自分の部下なんだ、これは管理不行き届きになるぞ」
「はーい。面目ありません」
反省しているのか否か、トーマスは軽く受け流した。
「ルシアン様、本気なんですね。
彼女のこと」
低い声音でノーランがルシアンを強い眼差しで睨みつける。
そこには複雑な感情がこもっていた。
「まあな」
やんわりとルシアンは微笑んだ。
「さて、俺は今宵王都を見回りしてくる。
昨日の今日で悪さをするとは思わないが、俺が巡回するだけでも魔法騎士団としての役割を全うしていることになるからな」
そう言って、ルシアンは取調室を出た。
コツコツ。
廊下を歩く靴音が響く。
ルシアンは窓の外を見た。
昨日の雨が嘘のように晴れた。
やることはまだまだたくさんある。
まず早急に取り掛かるのは、行方不明のウルーム伯爵の捜索だ。
彼が今ルシアンが抱える問題事の大半を解決する鍵を握っている。
今のウルーム伯爵は四面楚歌のはずだ。
息子が投獄されていてローゼルに婚約続投を拒否された。
何も解決していないどころか、彼が領地に戻るにしても、第8魔法騎士団が王都から続くウルーム伯爵領地の街道を封鎖している。
領地に立ち入ることは叶わないだろう。
それなのに、まだ見つからない。
(まったく、あの伯爵はどこへ行ったんだか)
彼が国家機密を知っていたことも調べなければならない。
ローゼルが昨晩遅くまで王宮内図書館で調べ物をしていたのは、その一環だった。
(さすがにあんな事件に巻き込まれたせいか、社畜――もとい、働き詰めのローゼもおとなしく今日明日休みを貰うことにしたな)
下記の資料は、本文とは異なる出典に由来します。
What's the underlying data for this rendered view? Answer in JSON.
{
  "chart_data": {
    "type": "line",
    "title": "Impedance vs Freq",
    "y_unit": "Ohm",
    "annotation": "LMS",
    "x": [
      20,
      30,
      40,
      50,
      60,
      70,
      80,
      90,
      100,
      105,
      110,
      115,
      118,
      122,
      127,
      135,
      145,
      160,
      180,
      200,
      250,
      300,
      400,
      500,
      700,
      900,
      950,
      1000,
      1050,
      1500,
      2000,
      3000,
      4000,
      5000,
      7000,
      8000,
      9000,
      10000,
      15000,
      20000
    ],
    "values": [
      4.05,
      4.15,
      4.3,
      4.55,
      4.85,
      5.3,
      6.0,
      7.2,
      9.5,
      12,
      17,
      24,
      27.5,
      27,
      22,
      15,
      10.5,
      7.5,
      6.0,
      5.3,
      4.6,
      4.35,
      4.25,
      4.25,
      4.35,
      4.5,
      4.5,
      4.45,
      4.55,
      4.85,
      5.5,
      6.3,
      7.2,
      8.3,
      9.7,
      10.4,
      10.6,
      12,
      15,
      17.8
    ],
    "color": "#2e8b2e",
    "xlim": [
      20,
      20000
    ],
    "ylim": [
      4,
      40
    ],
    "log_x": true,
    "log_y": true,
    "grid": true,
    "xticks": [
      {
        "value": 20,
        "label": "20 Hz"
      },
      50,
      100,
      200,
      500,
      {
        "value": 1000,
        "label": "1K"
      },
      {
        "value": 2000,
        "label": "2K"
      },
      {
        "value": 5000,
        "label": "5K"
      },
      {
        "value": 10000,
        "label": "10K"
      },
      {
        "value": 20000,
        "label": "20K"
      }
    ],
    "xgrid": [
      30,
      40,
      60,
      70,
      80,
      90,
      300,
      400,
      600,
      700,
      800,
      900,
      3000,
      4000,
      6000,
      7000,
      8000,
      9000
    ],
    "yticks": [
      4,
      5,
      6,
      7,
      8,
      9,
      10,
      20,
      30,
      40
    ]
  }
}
彼女の上官ライアナース含め、王城連続強姦魔の被害者たちの所属責任者は、朝一ルシアンのところへやってきて、事件の詳細を聞き終えると、すぐさま宰相府へ向かった。
これで『外部人材』システムには大幅なメスが入り、解体されていくだろう。
あとは、あの婆さん。
ナイトマーケットで会った露店の元呪術師だという老女――。
彼女は魔剣の大量不良発生に何か関わっている気がする。
(あの婆さんにも近々話を聞きに行かないといけないかもな)
とりあえず、クロフォードの調査待ちか。